Rewind

terça-feira, 21 de outubro de 2014

fizemos amor sem um deus,

fizemos amor sem um deus.
 
lembras-te?
 
[uns instantes dentro dos teus olhos e fui eterno.]
 
e a eternidade foi passear contigo e provar-te na boca o sabor do gelado, levar dentro do bolso do casaco cada um dos teus dedos e o coração. a eternidade foi cada uma das horas todas que podia passar com a minha boca esquecida de falar no silêncio das tuas pernas e todas as coisas do mundo que aconteceram por baixo da janela do quarto que sempre nos esquecemos de fechar.
 
tenho a certeza que perdemos a ternura das crianças que vieram cansar o corpo e inventar sonhos nas tardes de domingo. e os velhos cansados com os jornais que disfarçam a solidão com a ilusão da vida dos outros.
 
fomos egoístas.
 
lembras-te?
 
começámos a esquecer deus quando descobrimos que o amor podia existir na combinação preguiçosa dos nossos pijamas, nas mantas onde aconchegámos tantas vezes o cansaço da espera, o pânico da demora e uma gripe mais teimosa que te deixava na cara restos da criança que foste um dia.
 
eu e os filmes - um, mais um, mais outros tantos e os bilhetes de cinema amontoados na mesa de cabeceira - "eram dois bilhetes, por favor."
 
e como, de repente, dizer esta frase era uma forma doce de vaidade. todo o amor é exibicionista, sabes? E andamos com ele cravado nos olhos, nas rugas mais fundas de um sorriso que, sem notarmos, repetimos sem parar. o amor embacia-nos os olhos quase como acontece aos vidros de um carro onde dois corpos se querem abraçar com mais pressa do que vida, com mais fome do que os instintos todos de mãos dadas.
 
fizemos amor sem um deus.
 
[Ele está no meio de nós
 
não, não podia.
 
o teu amor encheu-me a boca de uma ladaínha de luz e os milagres foram todas as vezes que a minha pele não se esqueceu e começou a acreditar.
 
o amor existia quase como um fio de esperança debaixo do nome de tudo, debaixo de todas as coisas, dos lados de todas as ruas como um cheiro quente que nos lembra que temos que voltar.
 
cegaste-me os olhos com todas as coisas que eram bocados de nós - aprendi contigo a ver com as mãos, a contemplar-te o arrepio da pele depois das fintas ao desejo que as minhas mãos inventavam sempre.
 
comecei a amar-te quando fiquei contigo como se estivesse sozinho - as tuas pernas encaixadas nas minhas eram um cobertor de doçura, a tua boca encostada ao meu pescoço uma forma de apagar dos pesadelos o vazio de todos os abismos.

e o teu medo do escuro passou a ser outro - a cama passou a ser uma estrada demasiado curta para o desejo, os nossos olhos abriam-se antes de ser dia e queríamos entrar pela janela do sono um do outro e ficar à espera de que todos os rumores fossem de alguém que nos chama.

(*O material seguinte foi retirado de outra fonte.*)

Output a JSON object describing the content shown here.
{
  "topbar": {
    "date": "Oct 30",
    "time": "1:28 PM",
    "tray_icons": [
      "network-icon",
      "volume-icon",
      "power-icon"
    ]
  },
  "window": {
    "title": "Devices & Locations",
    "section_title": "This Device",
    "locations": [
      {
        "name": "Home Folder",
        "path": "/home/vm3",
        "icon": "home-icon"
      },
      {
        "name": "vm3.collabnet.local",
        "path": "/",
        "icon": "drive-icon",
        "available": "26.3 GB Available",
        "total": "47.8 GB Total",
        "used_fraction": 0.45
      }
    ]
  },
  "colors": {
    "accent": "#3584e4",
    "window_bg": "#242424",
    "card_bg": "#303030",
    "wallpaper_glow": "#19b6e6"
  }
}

fizemos sempre amor sem um deus.

nunca tivemos medo de acabar. e acabar deixou de ser morrer.

porque acabar foi sempre começar de novo.

de repente, as facas estavam rombas, havia um filme que ia estrear daí a dias e as tuas mãos eram a companhia ideal. amar-te era, nesses dias, sair de casa sem gostar pontinha de ti e chegar à porta de tua casa a pensar que se demorasses um pouco mais eu não aguentava.

e lá vinhas tu - as desculpas estavam dentro dos punhos cerrados nos bolsos do meu casaco comprido.

e tu sabias onde ir buscá-las. eras rápida e havia o cinema, o tal do filme que eu te tinha dito que era bom.

"eram dois bilhetes, por favor."
 
talvez o cinema nos tivesse ensinado que o escuro só é solidão se nós quisermos.
 
[e perdoo-te as tuas ofensas, assim como tu me tens perdoado quando te tenho ofendido.]

fizemos sempre amor sem um deus.

talvez porque o único milagre que vivemos tenha tido sempre o cheiro da nossa pele misturado com o luar, a saudade e o infinito todo que nos coube no sangue.

talvez deus não se importasse que o nosso amor acontecesse sem ele.

quando me deito contigo, sinto os cantos da alma cheios de palavras que não conheço.

encosta-te a mim e talvez tu as entendas.

talvez encontres no escuro um altar e te pareça que o meu coração feliz se pôs, de repente, a rezar.